At the moment, each day is about 0.8 milliseconds longer than the 86,400 seconds it needs to be to avoid adding leap seconds.

This difference fluctuates over time based on weather and other effects (it’s actually shortened a bit since the early 1990s), although in the long run, it will definitely get larger as the Earth slows.

If we wanted to get rid of leap seconds, we’d need to keep the Earth spinning at a more constant rate. This means speeding up the Earth and shortening each day by about 0.8 milliseconds.

This is a tough problem. Here are a few things that won’t work:

Spinning counterclockwise in a chair. It temporarily alters the Earth’s rate of rotation, but not enough to matter.

Putting rocket engines on the Equator. This won’t work because the exhaust would go into the atmosphere, which transmits the force back to the ground as wind drag—it’d be like making a bike go forward by pushing on the handlebars. If the engines were somehow mounted above the atmosphere, they’d be able to slow the Earth, but not by enough to accomplish our goal.

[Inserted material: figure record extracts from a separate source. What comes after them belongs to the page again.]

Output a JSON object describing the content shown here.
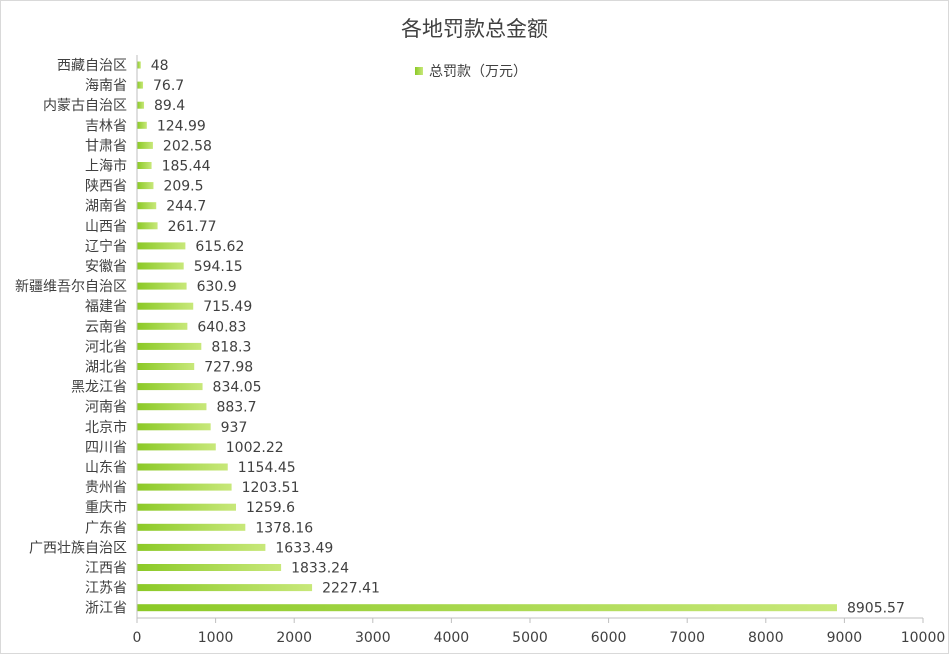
{
  "chart_data": {
    "type": "bar",
    "orientation": "horizontal",
    "title": "各地罚款总金额",
    "legend": {
      "position": "top-right",
      "entries": [
        "总罚款（万元）"
      ]
    },
    "categories": [
      "西藏自治区",
      "海南省",
      "内蒙古自治区",
      "吉林省",
      "甘肃省",
      "上海市",
      "陕西省",
      "湖南省",
      "山西省",
      "辽宁省",
      "安徽省",
      "新疆维吾尔自治区",
      "福建省",
      "云南省",
      "河北省",
      "湖北省",
      "黑龙江省",
      "河南省",
      "北京市",
      "四川省",
      "山东省",
      "贵州省",
      "重庆市",
      "广东省",
      "广西壮族自治区",
      "江西省",
      "江苏省",
      "浙江省"
    ],
    "series": [
      {
        "name": "总罚款（万元）",
        "values": [
          48,
          76.7,
          89.4,
          124.99,
          202.58,
          185.44,
          209.5,
          244.7,
          261.77,
          615.62,
          594.15,
          630.9,
          715.49,
          640.83,
          818.3,
          727.98,
          834.05,
          883.7,
          937,
          1002.22,
          1154.45,
          1203.51,
          1259.6,
          1378.16,
          1633.49,
          1833.24,
          2227.41,
          8905.57
        ],
        "value_labels": [
          "48",
          "76.7",
          "89.4",
          "124.99",
          "202.58",
          "185.44",
          "209.5",
          "244.7",
          "261.77",
          "615.62",
          "594.15",
          "630.9",
          "715.49",
          "640.83",
          "818.3",
          "727.98",
          "834.05",
          "883.7",
          "937",
          "1002.22",
          "1154.45",
          "1203.51",
          "1259.6",
          "1378.16",
          "1633.49",
          "1833.24",
          "2227.41",
          "8905.57"
        ]
      }
    ],
    "xlim": [
      0,
      10000
    ],
    "x_ticks": [
      0,
      1000,
      2000,
      3000,
      4000,
      5000,
      6000,
      7000,
      8000,
      9000,
      10000
    ],
    "x_tick_labels": [
      "0",
      "1000",
      "2000",
      "3000",
      "4000",
      "5000",
      "6000",
      "7000",
      "8000",
      "9000",
      "10000"
    ],
    "grid": false,
    "colors": {
      "bar_start": "#8bc926",
      "bar_end": "#c8e87a",
      "axis": "#bfbfbf",
      "text": "#404040"
    }
  }
}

Triggering big earthquakes. This can alter the length of the day, but even those aren’t big enough to make a difference.

In the end, there’s only one solution: Hitting the Earth with asteroids.

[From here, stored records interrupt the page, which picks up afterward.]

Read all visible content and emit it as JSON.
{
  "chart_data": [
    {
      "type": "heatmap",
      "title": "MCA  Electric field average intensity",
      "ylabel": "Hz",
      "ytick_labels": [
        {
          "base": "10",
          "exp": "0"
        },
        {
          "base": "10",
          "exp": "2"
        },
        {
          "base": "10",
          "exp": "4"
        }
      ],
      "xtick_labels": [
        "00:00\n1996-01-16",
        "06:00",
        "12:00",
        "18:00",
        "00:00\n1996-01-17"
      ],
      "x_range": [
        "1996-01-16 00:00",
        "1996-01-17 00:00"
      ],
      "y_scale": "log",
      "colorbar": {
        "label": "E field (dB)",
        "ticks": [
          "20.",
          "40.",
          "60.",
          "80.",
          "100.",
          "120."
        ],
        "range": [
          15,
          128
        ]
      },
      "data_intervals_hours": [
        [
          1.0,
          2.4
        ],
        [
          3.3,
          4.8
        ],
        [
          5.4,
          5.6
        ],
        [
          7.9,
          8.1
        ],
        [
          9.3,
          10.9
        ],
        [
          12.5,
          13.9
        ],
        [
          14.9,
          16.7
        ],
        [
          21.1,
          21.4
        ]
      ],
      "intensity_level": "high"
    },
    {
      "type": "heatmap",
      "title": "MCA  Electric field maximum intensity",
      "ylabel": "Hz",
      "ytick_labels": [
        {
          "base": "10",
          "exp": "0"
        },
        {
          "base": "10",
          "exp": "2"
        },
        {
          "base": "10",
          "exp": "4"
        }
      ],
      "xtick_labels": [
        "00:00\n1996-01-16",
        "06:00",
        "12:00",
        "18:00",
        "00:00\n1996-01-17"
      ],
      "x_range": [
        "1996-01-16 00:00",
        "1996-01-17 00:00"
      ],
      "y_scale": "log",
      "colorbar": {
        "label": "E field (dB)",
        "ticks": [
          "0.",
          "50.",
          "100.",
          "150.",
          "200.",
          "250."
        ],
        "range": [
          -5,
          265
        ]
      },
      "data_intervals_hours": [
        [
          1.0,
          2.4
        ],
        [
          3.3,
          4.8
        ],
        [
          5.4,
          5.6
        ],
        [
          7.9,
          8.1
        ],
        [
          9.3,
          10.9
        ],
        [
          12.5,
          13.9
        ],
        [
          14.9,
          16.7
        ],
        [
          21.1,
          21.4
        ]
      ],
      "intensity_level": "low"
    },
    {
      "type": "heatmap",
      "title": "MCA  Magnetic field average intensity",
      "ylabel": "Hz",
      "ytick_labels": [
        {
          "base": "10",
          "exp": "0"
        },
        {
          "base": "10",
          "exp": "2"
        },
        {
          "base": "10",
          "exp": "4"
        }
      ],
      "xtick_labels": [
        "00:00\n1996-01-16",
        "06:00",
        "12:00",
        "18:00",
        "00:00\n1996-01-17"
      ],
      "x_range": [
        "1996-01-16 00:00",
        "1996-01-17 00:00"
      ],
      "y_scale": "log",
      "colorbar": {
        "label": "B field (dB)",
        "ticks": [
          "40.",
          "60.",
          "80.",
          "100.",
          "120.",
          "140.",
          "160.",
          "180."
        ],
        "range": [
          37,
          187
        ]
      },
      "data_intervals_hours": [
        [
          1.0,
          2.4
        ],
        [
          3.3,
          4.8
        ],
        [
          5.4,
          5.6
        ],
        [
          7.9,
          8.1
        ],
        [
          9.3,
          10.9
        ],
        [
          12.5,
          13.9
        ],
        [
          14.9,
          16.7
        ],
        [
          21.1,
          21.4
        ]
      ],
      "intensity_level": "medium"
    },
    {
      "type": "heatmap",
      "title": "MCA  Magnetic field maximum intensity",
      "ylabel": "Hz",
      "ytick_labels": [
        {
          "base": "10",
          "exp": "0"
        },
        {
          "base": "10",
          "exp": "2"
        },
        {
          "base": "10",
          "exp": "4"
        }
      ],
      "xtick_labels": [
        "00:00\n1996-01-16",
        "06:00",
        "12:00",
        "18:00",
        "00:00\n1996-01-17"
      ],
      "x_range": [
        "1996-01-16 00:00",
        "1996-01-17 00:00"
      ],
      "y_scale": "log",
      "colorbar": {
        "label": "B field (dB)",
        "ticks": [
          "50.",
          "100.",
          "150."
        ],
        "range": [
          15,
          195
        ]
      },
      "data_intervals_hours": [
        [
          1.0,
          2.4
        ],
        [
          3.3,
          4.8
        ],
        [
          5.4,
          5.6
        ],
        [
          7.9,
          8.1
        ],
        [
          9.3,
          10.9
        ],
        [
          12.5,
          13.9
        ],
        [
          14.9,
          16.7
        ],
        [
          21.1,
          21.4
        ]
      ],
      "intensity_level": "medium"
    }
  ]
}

Given enough time, we could send a spaceship (captained by an anti-Bruce Willis) to perform repeated flybys of a comet. Over time, the gravitational perturbation could steer the comet into a collision course with Earth. By hitting the Earth at the right angle, we would give it a push:

Even if the comet burns up in the atmosphere, its momentum is transmitted to the surface by wind drag (taking a matter of days). It takes about a decade for the core to sync up with the crust, so we’d have to plan the impact schedule carefully to avoid overshooting.

Here’s the bad news: To get enough spin, we have to hit the Earth with on the order of a billion liters of rock per second (several times the volumetric discharge rate of the Amazon). This adds up to about one six-mile dinosaur-killing asteroid every couple days. Humanity—and life—wouldn’t survive the bombardment long.

What about a steady stream of smaller asteroids?

If asteroid B-612 in The Little Prince is four meters across and made of rock, we’d need an average of around fifty thousand of them to enter the atmosphere each second to keep up the pressure.

Unfortunately, the steady high-altitude meteor shower would deliver just as much energy to the atmosphere that daily giant impacts would, and the eventual death toll would be the same: Seven billion humans, plus four billion Little Princes per day.

But at least we could stop worrying about leap seconds.